FMLA is a floor, not a ceiling.
Many employers believe the Family Medical Leave Act (“FMLA”), or a state law equivalent, sets the maximum amount of leave that an employee may be entitled. Employers with less than 50 employees mistakenly think they are exempt from providing leave. The new guidelines make clear that both assumptions are incorrect. The EEOC reminds employers that ADA leaves should always be considered after an employee has exhausted FMLA and as an option for employees who are not eligible for FMLA leave either because the employer has too few employees or the employee has not been with the employer the requisite 12 months.
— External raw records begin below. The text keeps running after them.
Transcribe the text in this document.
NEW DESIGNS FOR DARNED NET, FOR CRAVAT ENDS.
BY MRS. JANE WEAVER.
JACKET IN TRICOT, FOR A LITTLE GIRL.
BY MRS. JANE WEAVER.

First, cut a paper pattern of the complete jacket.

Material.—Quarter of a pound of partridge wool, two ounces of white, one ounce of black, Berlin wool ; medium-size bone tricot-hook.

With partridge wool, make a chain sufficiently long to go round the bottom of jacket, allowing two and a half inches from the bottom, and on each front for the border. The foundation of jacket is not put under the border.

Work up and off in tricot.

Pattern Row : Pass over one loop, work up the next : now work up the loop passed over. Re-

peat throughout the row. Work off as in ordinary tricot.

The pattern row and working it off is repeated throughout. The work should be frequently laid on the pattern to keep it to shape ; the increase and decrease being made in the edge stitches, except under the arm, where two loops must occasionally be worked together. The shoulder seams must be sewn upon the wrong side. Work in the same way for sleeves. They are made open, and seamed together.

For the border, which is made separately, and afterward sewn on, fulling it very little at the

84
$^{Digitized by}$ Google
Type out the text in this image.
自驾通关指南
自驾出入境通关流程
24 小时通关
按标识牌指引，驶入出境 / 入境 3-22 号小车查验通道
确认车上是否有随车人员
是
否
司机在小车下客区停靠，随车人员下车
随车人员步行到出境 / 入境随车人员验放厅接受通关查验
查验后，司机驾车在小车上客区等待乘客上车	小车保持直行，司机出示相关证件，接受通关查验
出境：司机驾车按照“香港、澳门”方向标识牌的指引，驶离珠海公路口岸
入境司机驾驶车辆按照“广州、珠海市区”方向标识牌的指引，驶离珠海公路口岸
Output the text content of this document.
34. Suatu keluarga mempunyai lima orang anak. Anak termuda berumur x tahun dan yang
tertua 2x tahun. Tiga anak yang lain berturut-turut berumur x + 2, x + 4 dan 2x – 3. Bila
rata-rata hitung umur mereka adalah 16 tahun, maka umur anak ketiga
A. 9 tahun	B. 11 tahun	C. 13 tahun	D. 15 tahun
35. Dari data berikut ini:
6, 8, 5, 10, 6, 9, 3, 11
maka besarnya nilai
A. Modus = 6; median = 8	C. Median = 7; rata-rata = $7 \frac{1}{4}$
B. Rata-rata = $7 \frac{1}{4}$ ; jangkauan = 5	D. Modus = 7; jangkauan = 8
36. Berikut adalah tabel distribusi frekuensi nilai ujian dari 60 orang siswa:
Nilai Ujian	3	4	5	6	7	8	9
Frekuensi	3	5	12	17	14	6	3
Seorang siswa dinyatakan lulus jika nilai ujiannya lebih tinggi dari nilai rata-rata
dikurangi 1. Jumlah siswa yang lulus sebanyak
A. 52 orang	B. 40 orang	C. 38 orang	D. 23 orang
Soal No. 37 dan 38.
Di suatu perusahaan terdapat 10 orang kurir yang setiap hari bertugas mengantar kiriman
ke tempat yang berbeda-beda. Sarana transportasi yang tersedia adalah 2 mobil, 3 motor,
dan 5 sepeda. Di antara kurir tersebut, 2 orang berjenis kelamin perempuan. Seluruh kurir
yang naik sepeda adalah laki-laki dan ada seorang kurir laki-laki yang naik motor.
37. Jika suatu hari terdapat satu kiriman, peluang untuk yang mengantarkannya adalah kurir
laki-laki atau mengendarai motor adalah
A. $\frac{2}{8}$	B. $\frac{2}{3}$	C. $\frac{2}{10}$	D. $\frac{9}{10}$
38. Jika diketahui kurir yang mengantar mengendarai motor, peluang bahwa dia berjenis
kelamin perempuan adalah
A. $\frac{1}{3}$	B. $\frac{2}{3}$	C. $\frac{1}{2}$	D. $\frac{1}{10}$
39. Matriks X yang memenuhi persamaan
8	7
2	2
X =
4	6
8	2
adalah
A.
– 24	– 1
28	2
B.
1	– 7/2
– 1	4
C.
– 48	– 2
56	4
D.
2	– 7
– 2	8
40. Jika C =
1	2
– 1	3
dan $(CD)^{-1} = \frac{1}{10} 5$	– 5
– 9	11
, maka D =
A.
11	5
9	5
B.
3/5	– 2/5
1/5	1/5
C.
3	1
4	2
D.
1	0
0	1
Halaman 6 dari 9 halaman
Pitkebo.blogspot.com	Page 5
You cannot outsource ADA compliance.
Employers often rely on third-party administrators (“TPA”s) to handle short-term and long-term disability benefits. Some TPAs will provide, for an extra charge, ADA leave administration. The new guidelines make the fair point that outsourcing leave administration does not relieve an employer of its obligations or liability. Frankly, our experience suggests that TPAs are a poor option for ADA leave administration. We are happy to elaborate on this opinion privately.
More ADA claims is the unfortunately most likely consequence of the new EEOC guidance. So employers need to have heightened awareness to employee requests for leave and circumstances where the employer knows leave should be considered as a reasonable accommodation.